Em uma palavra: denunciar, ao mesmo tempo, que para o povo a exceção aqui é regra, mas também que a exceção arregimentada, batendo-se frontalmente com as regras, é coisa perigosíssima. Esclarecer a tensão entre a regulação da barbárie, as frias letras das leis que silenciam e ajudam no abatimento de pobres sob o manto da constitucionalidade, e a barbárie da regulação – a negação destas mesmas leis. Combater as violentas ondas da exceção sem se permitir boiar nas calmas e sanguinolentas águas da normalidade; denunciar a calmaria sangrenta sem perder de vista as perigosas marés altas.

Essa tensão toma forma clara em dois casos recentes: a chacina promovida por forças policiais na Vila Cruzeiro, no Rio de Janeiro, e o assassinato covarde e vil de Genivaldo de Jesus Santos, morto no camburão de uma viatura da Polícia Rodoviária Federal (PRF) transformado em câmara de gás em Sergipe. Quem buscar explicar os casos apelando à figura que ocupa a Presidência da República estará se esquecendo de Cláudia Silva Ferreira, baleada e arrastada por 350 metros em 2014, presa a uma viatura; de Amarildo Dias de Souza, pedreiro morto e desaparecido por policiais da UPP na Favela da Rocinha, em 2013; dos crimes de maio de 2006 em São Paulo e de milhares de casos similares, muitos deles ainda incógnitos. Ao mesmo tempo, será irresponsável desconsiderar os efeitos e os fins de presidentes que festejam a tortura, de governadores que prometem “mirar na cabecinha”, de deputados que comemoram o assassinato de vereadoras. O combate ao fascismo não pode silenciar a crítica ao liberalismo – aquele é filho deste –, assim como a crítica ao liberalismo não pode impedir o combate ao fascismo – é seu filho mais feio.

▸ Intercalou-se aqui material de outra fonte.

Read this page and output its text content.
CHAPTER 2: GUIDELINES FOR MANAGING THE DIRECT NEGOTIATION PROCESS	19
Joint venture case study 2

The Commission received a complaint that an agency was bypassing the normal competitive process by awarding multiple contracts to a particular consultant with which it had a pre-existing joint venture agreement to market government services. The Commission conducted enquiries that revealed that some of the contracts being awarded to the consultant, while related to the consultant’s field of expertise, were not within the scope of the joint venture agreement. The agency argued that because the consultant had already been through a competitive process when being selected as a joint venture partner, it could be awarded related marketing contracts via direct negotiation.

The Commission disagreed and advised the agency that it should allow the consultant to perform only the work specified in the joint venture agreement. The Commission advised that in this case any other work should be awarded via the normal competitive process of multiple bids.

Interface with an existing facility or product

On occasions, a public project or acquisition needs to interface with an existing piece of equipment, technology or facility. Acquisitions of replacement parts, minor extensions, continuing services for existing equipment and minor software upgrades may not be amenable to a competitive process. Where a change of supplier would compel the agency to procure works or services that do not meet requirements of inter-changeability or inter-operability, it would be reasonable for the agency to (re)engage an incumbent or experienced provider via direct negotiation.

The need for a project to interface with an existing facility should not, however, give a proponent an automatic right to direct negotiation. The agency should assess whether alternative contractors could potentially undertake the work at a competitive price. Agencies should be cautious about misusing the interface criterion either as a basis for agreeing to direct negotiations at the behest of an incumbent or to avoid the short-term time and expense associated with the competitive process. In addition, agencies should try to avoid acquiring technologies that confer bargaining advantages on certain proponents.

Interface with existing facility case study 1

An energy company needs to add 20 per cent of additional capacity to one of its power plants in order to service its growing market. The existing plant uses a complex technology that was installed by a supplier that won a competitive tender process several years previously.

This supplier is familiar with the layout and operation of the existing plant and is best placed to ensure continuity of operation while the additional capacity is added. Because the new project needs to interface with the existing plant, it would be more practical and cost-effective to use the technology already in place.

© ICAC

Ocorre que, neste estranho ano de 2022, sob as ameaças da exceção, não só nos buscam impor a aceitação das velhas leis, violadas até que dessem passagem ao atual presidente, mas também a concórdia com uma estratégia que concede em tudo para, supostamente, barrar a exceção. Não só há de se aceitar Alckmin, duas vezes comandante da polícia paulista, segurando uma placa em que pede justiça por Genivaldo e silenciar toda e qualquer crítica à campanha petista e sua estratégia, como também – dizem – votar em Lula no primeiro turno para impedir um golpe de Bolsonaro.

O problema da denúncia e das discussões sobre a possibilidade de um golpe de Estado é que ou elas costumam ser feitas sob aquela mesma tara normalista já mencionada, sob o espírito de uma análise a partir da institucionalidade burguesa, ou num puro espírito oportunista e propagandístico.